Device Prototyping

In the device prototyping sprint, I focused on the scenario involving pet owners attempting to limit their pet’s diets and get their pets to exercise while the owner is away. LittleBits provided a very simple and approachable introduction to device prototyping, and it only took a few minutes from unboxing the kit before I understood how all the pieces worked and fit together. Although the functionality of the LittleBits set was limited and some of the pieces didn’t work as well as I wanted, it was still a good way to visualize and prototype ideas to solve the problem. A video summarizing the user group, design question and device prototype can be found here:

An early device prototype using LittleBits

The idea I chose to focus on involves incentivizing the pet to exercise by rewarding it with food for exercising. The pet would be trained to push a button that would remotely trigger a food dispenser, so that the pet would run back and forth and get exercise while it ate it’s meal.

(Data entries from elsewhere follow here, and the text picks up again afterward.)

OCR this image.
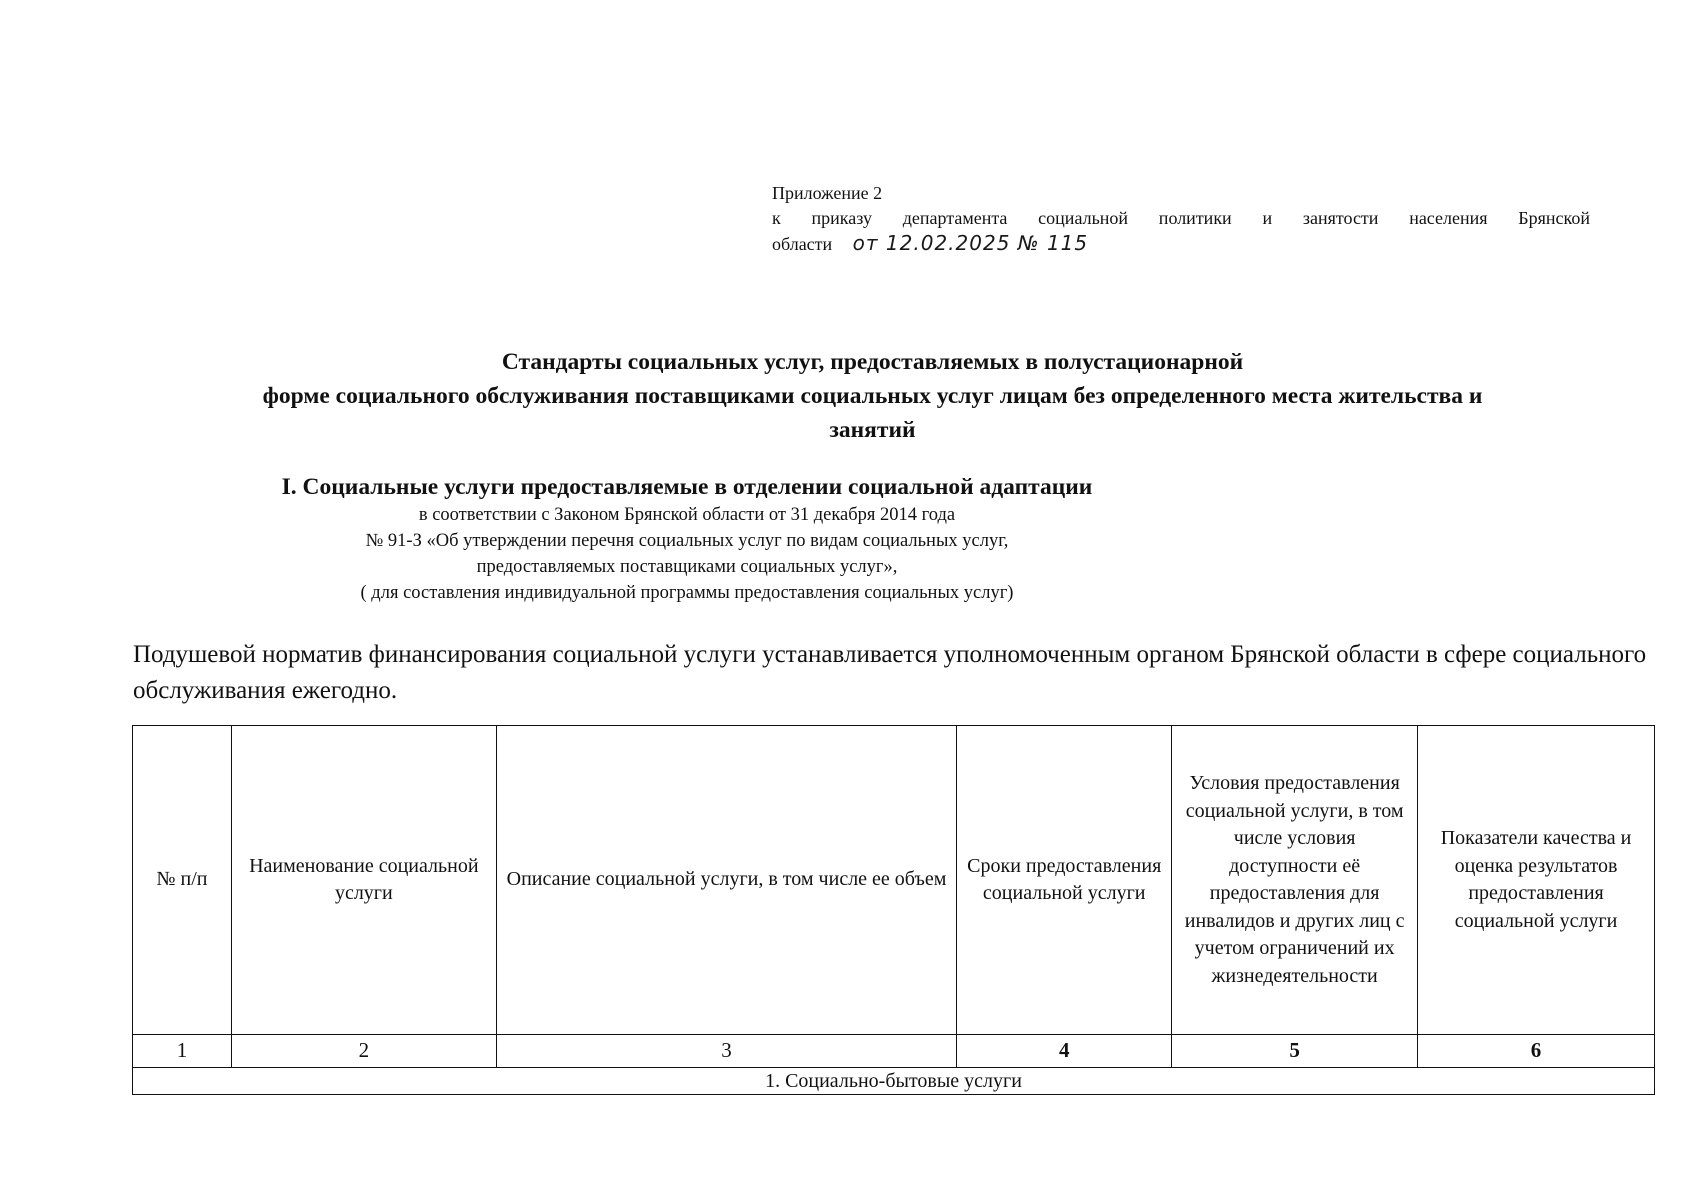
Приложение 2
к приказу департамента социальной политики и занятости населения Брянской
области от 12.02.2025 № 115
Стандарты социальных услуг, предоставляемых в полустационарной
форме социального обслуживания поставщиками социальных услуг лицам без определенного места жительства и
занятий
I. Социальные услуги предоставляемые в отделении социальной адаптации
в соответствии с Законом Брянской области от 31 декабря 2014 года
№ 91-З «Об утверждении перечня социальных услуг по видам социальных услуг,
предоставляемых поставщиками социальных услуг»,
( для составления индивидуальной программы предоставления социальных услуг)
Подушевой норматив финансирования социальной услуги устанавливается уполномоченным органом Брянской области в сфере социального обслуживания ежегодно.
№ п/п	Наименование социальной услуги	Описание социальной услуги, в том числе ее объем	Сроки предоставления социальной услуги	Условия предоставления социальной услуги, в том числе условия доступности её предоставления для инвалидов и других лиц с учетом ограничений их жизнедеятельности	Показатели качества и оценка результатов предоставления социальной услуги
1	2	3	4	5	6
1. Социально-бытовые услуги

The main problem I encountered was getting the LittleBits pieces to function properly. My prototype utilized the IR transmitter/receiver pair, and it proved to be slightly finicky in practice. This may have been worsened by the fact that I chose to use 2 IR transmitters chained together to create a quick on-off switch at the press of a button. Most of the time, the receiver would fail to recognize one or both of the transmissions, but seeing it work a few times made me confident that my idea would work better using higher quality hardware. Next time I work with LittleBits, I won’t worry so much about the pieces not working some of the time, because the purpose of LittleBits is only to prototype not create a finished product.

Final prototype using LittleBits

Wildcard Question: What did you like about this project, and why?

This sprint involved more hands-on experience than other sprints. I think that this was very helpful because it was easier to imagine and design for a specific user group when given the ability to actually create and test physical prototypes, instead of just visualizing ideas/concepts.